The name of this Republican incumbent is Augustus Scott, but that's about all that separates him from Bush, or at least Bush as envisioned by his liberal opponents. Scott is the progeny of a privileged East Coast family who plays the middle-class heartstrings of the Midwest by emphasizing God and family values and by bashing the elitist attitudes and mores of people with backgrounds most like his.
It's no accident that Beinhart chose the name Augustus for his version of George Bush, as he clearly views the president as bent on building an empire for the rich. In describing Scott's record of eroding environmental protections and enhancing tax breaks for the wealthy, Beinhart shows how the president's constant emphasis on patriotism and military strength keep attention away from the fact that the deficit is ballooning and the country's economic future is being mortgaged.
When Goldberg's boss and his Republican cronies realize the librarian might have stumbled onto their top-secret plot to manipulate the election, they decide he must be killed. What follows are plot points that demand a significant suspension of disbelief by readers, but which allow Beinhart to offer his cynical take on the machinations of politics.
While Scott seems to be a Bush clone, his opponent is markedly different from 2004's actual Democratic candidate, John Kerry.

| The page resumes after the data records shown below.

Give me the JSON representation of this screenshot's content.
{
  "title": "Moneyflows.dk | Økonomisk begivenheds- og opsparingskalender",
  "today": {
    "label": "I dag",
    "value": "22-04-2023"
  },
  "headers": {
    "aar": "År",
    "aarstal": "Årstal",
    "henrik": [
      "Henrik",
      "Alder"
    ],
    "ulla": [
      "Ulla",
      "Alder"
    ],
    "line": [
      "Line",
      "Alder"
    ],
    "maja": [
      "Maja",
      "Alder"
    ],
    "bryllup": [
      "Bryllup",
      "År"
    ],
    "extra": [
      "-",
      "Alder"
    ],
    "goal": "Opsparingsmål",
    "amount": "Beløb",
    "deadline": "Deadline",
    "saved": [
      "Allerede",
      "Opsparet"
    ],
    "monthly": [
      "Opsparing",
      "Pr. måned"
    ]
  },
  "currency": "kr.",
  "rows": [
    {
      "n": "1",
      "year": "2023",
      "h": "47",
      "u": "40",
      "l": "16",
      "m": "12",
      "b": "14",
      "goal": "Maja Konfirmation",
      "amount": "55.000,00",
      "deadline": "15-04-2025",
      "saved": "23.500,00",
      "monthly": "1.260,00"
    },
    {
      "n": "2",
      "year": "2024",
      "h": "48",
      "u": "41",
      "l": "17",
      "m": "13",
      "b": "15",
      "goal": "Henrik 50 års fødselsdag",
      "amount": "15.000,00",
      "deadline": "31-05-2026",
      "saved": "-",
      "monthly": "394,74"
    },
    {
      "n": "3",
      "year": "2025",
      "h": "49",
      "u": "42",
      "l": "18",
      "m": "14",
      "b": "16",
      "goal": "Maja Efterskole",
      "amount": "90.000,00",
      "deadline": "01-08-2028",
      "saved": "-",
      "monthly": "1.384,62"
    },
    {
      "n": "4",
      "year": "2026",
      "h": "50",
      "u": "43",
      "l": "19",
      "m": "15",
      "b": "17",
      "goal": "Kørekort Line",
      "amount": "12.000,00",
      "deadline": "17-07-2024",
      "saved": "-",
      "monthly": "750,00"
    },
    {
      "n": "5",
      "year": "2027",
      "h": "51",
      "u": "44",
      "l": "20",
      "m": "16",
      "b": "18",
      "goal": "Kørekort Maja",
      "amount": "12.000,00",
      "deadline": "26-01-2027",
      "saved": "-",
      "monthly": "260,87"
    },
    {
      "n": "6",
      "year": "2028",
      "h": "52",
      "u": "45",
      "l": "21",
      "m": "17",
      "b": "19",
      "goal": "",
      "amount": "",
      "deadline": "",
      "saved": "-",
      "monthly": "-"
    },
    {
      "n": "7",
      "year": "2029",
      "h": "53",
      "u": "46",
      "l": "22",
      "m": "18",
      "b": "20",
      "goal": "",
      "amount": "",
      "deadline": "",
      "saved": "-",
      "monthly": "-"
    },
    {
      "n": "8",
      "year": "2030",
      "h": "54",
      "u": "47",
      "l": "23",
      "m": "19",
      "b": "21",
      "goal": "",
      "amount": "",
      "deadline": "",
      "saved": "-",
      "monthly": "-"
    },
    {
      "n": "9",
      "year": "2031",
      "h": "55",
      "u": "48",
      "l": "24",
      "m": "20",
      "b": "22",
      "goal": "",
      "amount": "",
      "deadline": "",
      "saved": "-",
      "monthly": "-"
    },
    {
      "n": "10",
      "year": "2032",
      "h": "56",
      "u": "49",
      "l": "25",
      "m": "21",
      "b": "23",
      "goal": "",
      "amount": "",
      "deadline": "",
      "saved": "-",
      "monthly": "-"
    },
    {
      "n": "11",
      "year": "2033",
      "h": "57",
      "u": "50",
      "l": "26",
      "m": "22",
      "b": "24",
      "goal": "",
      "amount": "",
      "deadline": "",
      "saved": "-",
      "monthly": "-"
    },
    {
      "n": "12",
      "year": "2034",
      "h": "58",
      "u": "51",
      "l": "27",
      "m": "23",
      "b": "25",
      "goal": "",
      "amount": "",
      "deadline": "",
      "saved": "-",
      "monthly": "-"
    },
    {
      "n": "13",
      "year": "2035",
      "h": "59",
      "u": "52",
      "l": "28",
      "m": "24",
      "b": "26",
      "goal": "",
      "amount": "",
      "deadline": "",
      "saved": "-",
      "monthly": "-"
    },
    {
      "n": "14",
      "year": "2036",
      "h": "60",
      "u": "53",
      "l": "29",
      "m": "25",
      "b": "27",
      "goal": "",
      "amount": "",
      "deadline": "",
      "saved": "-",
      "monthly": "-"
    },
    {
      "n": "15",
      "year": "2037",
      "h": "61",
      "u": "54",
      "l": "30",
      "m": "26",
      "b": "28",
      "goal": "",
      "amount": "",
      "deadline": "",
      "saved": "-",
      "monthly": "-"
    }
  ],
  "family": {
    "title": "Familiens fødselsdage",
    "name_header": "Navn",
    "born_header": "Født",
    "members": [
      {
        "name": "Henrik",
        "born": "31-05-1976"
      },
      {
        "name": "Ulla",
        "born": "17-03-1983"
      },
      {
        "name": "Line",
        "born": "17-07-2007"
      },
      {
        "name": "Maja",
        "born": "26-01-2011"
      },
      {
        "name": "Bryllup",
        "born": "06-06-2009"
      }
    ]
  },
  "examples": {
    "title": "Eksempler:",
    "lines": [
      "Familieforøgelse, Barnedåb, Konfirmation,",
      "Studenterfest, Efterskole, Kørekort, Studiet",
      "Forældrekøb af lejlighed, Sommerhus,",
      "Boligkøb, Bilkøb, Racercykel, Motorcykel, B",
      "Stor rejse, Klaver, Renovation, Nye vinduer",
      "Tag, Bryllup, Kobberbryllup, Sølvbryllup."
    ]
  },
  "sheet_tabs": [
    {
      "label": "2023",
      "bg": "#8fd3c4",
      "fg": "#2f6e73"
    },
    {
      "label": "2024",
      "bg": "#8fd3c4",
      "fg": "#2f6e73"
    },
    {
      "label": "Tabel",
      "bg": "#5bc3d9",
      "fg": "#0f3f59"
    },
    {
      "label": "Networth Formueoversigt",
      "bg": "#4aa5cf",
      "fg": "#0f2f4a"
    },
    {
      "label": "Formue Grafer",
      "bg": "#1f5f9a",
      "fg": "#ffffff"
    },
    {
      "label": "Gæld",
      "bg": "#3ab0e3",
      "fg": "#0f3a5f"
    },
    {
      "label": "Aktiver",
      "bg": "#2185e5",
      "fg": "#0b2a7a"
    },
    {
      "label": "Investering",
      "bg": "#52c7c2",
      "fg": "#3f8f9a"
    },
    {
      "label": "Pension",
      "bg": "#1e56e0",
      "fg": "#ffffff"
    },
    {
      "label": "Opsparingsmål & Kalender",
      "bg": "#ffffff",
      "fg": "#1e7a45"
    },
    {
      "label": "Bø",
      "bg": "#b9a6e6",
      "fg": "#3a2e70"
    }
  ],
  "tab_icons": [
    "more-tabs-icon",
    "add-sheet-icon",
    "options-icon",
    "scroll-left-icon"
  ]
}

Scott's challenger is a woman named Anne Lynn Murphy, a senator from Idaho who struggles to balance the harsh realities of political necessity with her ideals of public service.
But like Kerry, she is a veteran of the Vietnam War, and this gives Beinhart a platform to launch withering criticisms of the Bush administration.
In a debate a week before the election, Murphy responds to criticism about her record in Vietnam by turning the focus on Scott, who, like Bush, was able to avoid being sent to combat by enlisting in the National Guard. She zeroes in on the myth that her opponent is a tough, brave leader:
"My opponent wants you to think he's some sort of war hero,"she says. "He keeps staging these video events of himself . . . eating chow with our real fighting men and women. I think it shows a certain contempt for all of us, that he thinks we're so stupid that we'll see him on TV and think that he actually goes out and fights. . . . But the truth is that he was a coward during Vietnam . . ."
Ouch. For liberals, such passages are meant to be a call to arms around the Democratic flag. For conservatives, they're off-putting, to say the least.
So, one can expect The Librarian to sell well in the blue states, poorly in the red ones.